• Carrie Frye

The Third Place and Work


I recently spent 24 hours in Nashville, and a quick visit to Nashville’s Pinewood Social got me thinking about where we live, work and play, and how those spaces are starting to merge.  This is something I think about a lot because my company designs restaurants and offices. I suppose this fits into a larger societal picture, where there’s not really a separation between work and personal life anymore for many people.


Which brings me back to Pinewood Social in Nashville. This place has developed a loyal and fast-growing fan base since brothers Ben and Max Goldberg opened this “place to meet” in 2013. It made many people’s “must do” lists for Nashville after Reece Witherspoon gave it a shout out in The New York Times in May.


Pinewood boasts a bowling alley, pool, full-service restaurant and bar, karaoke room and coffeehouse, plus community tables and other spots to plunk down your laptop and work away. All under the same roof.

When I walked into Pinewood Social on a Thursday afternoon around 1 pm, there were 20-somethings having coffee, kids bowling with their parents, and people of all ages working on their laptops, oblivious to the noise around them.  


It was like Starbucks CEO Howard Schultz’s “third place” concept on steroids. If you’re in Nashville, don’t miss it.


But you don’t have to go to Nashville to check out this new kind of third place. Charlotte is scheduled to get its own version of Pinewood Social next year when Queen Park Social opens on South Blvd, complete with a bar, restaurant and bowling lanes. (It will be designed by Cluck.) I love the idea of this concept coming to Charlotte, and I predict it will be very popular among Charlotte’s working professionals, families and just about everyone else.

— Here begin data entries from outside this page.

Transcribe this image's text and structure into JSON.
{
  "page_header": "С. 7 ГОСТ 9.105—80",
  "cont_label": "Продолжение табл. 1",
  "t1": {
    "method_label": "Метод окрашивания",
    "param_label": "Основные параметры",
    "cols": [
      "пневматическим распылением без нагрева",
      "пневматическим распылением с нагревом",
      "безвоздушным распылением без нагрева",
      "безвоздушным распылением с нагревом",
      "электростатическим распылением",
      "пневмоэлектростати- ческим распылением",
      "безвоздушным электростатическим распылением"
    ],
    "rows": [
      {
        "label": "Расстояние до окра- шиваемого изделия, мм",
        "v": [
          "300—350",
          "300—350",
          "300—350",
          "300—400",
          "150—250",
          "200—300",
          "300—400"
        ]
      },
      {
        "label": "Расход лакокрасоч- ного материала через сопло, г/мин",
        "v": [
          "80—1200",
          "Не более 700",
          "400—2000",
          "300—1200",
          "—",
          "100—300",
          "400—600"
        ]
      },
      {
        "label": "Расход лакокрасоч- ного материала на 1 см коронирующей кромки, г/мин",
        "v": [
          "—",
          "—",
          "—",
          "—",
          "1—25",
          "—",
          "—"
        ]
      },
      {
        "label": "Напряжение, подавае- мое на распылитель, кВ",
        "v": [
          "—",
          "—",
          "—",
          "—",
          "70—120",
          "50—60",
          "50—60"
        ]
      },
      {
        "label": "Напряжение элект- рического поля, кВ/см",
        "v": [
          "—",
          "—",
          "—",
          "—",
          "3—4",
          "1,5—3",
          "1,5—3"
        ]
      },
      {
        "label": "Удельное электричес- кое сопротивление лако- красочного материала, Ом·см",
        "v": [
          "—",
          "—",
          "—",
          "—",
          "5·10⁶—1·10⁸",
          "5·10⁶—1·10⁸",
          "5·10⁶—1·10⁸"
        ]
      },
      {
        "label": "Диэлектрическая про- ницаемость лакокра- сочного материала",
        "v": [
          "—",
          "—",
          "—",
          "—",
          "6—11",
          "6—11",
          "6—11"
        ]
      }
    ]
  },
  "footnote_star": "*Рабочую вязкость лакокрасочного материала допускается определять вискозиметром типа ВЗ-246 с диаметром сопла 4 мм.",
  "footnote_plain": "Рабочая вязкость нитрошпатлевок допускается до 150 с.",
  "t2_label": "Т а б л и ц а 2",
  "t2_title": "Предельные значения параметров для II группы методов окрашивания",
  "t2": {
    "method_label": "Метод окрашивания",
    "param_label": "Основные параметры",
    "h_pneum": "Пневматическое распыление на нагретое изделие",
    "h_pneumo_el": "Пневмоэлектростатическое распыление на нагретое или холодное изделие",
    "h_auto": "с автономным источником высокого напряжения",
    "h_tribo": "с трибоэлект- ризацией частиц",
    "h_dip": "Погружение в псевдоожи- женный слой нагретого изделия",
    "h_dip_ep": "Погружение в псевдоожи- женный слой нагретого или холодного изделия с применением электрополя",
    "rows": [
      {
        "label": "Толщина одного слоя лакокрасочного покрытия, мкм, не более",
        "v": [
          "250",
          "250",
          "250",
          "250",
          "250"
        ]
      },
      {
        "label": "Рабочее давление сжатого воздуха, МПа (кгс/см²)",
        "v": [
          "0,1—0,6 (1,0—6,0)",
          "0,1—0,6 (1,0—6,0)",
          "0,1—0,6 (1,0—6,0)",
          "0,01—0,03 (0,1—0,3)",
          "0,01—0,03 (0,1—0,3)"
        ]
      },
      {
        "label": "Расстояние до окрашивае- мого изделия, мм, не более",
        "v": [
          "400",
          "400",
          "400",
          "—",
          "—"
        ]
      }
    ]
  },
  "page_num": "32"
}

I think we’re going to see more of this type of space in Charlotte, too. For one thing, more people are working for themselves or working remotely, and that can breed loneliness. A place like Pinewood Social or Queen Park Social offers a sense of community while you’re working, even if it’s just chatting with someone while you order lunch. It’s also a good place to meet up with collaborators or clients. You can have a meeting over coffee, and then head to a table to keep working. Or finish work and start happy hour a few feet away – zero wasted drive time.


Another reason I think this trend will continue is that younger workers don’t always feel the need for a firewall between their work and personal lives. So a place where work and fun meet makes perfect sense to them.


Need a quieter space to get work done?  Co-working spaces are booming in Charlotte, too. My friend Jennifer Belk’s Loom Coworking in Fort Mill is attracting lots of professionals from south Charlotte who want to get work done away from home or their solitary offices. Co-working concepts are more business-focused than places like Pinewood Social, but they still provide the social opportunities of a third place.


My other prediction is that companies will continue to want office spaces that l0ok more like Pinewood Social. The trend has been around in tech companies and Silicon Valley for years, but it’s branching out. Everyone has heard about the work playground that is Red Ventures right across the border in South Carolina. But smaller companies, including many of our clients, want to incorporate this idea of playing at work, too, whether it’s with pool tables or design elements that inspire creativity and encourage collaboration. We recently designed an office for a staffing firm that includes a foosball table, a break room built into a large shipping container, and a reception area featuring the front end of a semi-trailer truck. The company, Blue Bloodhound, specializes in staffing for trucking and shipping companies. The point is to keep the focus on business while bringing an element of fun that inspires conversation.